2. Among insects belonging to the higher orders; such as, the hymenoptera ( order of insects, including the bees, ants, sawflies, etc.), diptera (insects with two pairs of wings, the second pair being modified into balancing organs), lepidoptera (order of insects including the butterflies and moths), the pupa is inactive and takes no food.
In the lower orders it is active and takes food, and differs little from the imago (sexually mature stage) except in the rudimentary state of the sexual organs, and of the wings in those that have wings when adult.
The term pupa is sometimes applied to other invertebrates in analogous stages of development.

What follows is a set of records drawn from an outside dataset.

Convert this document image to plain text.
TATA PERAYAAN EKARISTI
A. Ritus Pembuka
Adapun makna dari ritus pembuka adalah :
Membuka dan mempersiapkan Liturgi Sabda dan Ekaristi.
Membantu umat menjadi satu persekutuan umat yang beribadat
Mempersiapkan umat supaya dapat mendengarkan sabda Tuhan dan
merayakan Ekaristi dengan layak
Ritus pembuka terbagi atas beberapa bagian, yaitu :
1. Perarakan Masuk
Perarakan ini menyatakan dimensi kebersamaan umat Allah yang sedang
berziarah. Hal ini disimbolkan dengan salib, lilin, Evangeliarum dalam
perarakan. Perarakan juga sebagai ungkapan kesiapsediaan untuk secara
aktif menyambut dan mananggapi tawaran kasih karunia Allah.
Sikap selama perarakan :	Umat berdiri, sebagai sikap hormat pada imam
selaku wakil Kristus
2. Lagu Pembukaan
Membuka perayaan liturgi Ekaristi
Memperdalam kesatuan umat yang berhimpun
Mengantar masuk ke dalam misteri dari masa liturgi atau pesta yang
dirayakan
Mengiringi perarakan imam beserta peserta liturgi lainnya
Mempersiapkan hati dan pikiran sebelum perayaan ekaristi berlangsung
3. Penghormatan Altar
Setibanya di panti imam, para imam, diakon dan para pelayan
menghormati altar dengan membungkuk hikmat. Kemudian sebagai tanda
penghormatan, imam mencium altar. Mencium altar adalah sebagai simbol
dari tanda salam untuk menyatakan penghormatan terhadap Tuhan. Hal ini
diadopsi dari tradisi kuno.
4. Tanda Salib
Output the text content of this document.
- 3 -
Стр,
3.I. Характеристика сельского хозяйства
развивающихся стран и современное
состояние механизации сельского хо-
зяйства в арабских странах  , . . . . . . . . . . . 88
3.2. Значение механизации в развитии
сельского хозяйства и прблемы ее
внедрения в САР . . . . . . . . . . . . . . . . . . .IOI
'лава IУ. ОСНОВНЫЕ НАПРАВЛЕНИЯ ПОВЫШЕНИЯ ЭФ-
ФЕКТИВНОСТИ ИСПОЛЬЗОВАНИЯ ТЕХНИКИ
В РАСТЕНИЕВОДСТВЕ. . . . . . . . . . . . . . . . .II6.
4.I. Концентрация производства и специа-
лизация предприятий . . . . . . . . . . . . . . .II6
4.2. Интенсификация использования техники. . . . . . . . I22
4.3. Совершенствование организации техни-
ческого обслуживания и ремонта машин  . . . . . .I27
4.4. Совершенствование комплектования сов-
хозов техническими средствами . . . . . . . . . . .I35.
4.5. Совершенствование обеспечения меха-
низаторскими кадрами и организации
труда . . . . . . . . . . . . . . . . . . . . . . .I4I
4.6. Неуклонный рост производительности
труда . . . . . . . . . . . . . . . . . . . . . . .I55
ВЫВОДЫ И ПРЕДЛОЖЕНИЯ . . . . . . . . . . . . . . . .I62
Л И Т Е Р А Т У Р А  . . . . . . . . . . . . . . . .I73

3. A genus of air-breathing land snails having an elongated spiral shell. coarctate, or obtected, pupa, a pupa which is incased in the dried-up skin of the larva, as in many diptera.4. Masked pupa, a pupa whose limbs are bound down and partly concealed by a chitinous covering, as in lepidoptera.

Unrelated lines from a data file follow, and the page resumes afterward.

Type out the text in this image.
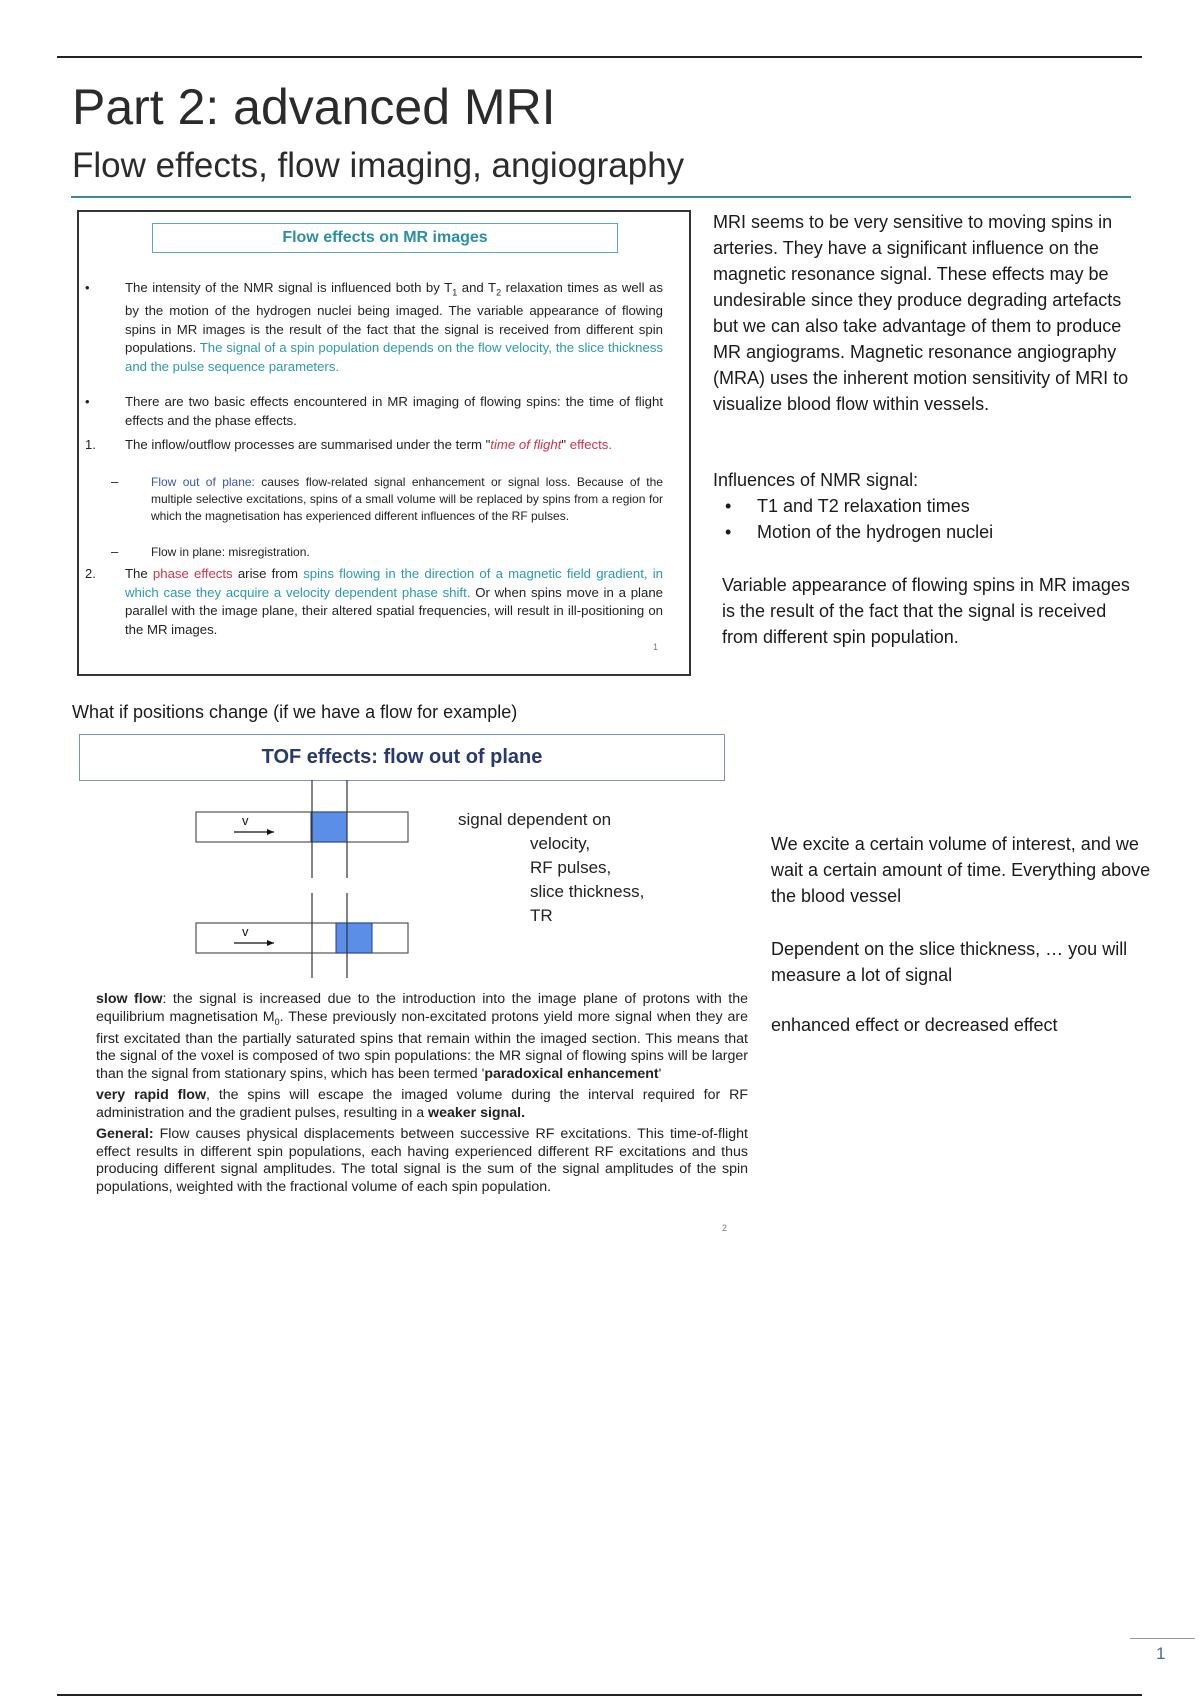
Part 2: advanced MRI
Flow effects, flow imaging, angiography
Flow effects on MR images
•	The intensity of the NMR signal is influenced both by $T_1$ and $T_2$ relaxation times as well as by the motion of the hydrogen nuclei being imaged. The variable appearance of flowing spins in MR images is the result of the fact that the signal is received from different spin populations. The signal of a spin population depends on the flow velocity, the slice thickness and the pulse sequence parameters.
•	There are two basic effects encountered in MR imaging of flowing spins: the time of flight effects and the phase effects.
1. The inflow/outflow processes are summarised under the term "time of flight" effects.
–	Flow out of plane: causes flow-related signal enhancement or signal loss. Because of the multiple selective excitations, spins of a small volume will be replaced by spins from a region for which the magnetisation has experienced different influences of the RF pulses.
–	Flow in plane: misregistration.
2. The phase effects arise from spins flowing in the direction of a magnetic field gradient, in which case they acquire a velocity dependent phase shift. Or when spins move in a plane parallel with the image plane, their altered spatial frequencies, will result in ill-positioning on the MR images.
1
MRI seems to be very sensitive to moving spins in arteries. They have a significant influence on the magnetic resonance signal. These effects may be undesirable since they produce degrading artefacts but we can also take advantage of them to produce MR angiograms. Magnetic resonance angiography (MRA) uses the inherent motion sensitivity of MRI to visualize blood flow within vessels.
Influences of NMR signal:
• T1 and T2 relaxation times
• Motion of the hydrogen nuclei
Variable appearance of flowing spins in MR images is the result of the fact that the signal is received from different spin population.
What if positions change (if we have a flow for example)
TOF effects: flow out of plane
v
v
signal dependent on
velocity,
RF pulses,
slice thickness,
TR

slow flow: the signal is increased due to the introduction into the image plane of protons with the equilibrium magnetisation $M_0$. These previously non-excitated protons yield more signal when they are first excitated than the partially saturated spins that remain within the imaged section. This means that the signal of the voxel is composed of two spin populations: the MR signal of flowing spins will be larger than the signal from stationary spins, which has been termed 'paradoxical enhancement'

very rapid flow, the spins will escape the imaged volume during the interval required for RF administration and the gradient pulses, resulting in a weaker signal.

General: Flow causes physical displacements between successive RF excitations. This time-of-flight effect results in different spin populations, each having experienced different RF excitations and thus producing different signal amplitudes. The total signal is the sum of the signal amplitudes of the spin populations, weighted with the fractional volume of each spin population.

2
We excite a certain volume of interest, and we wait a certain amount of time. Everything above the blood vessel
Dependent on the slice thickness, … you will measure a lot of signal
enhanced effect or decreased effect
1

Historical background and etymology of the word pupa
The great naturalist Linnaeus coined this technical term for "an insect in the third and usually quiescent state preceding that of the perfect insect."
Pupa comes from the Latin pupa, "little girl or doll". The coinage has been called "a stroke of poetic genius", one writer noting: "If you look at the underside of a moth's pupa [you will] see the shape of its face, eyes and embryonic wings like little arms, all wrapped as if in swaddling clothes which emphasize its likeness to a doll."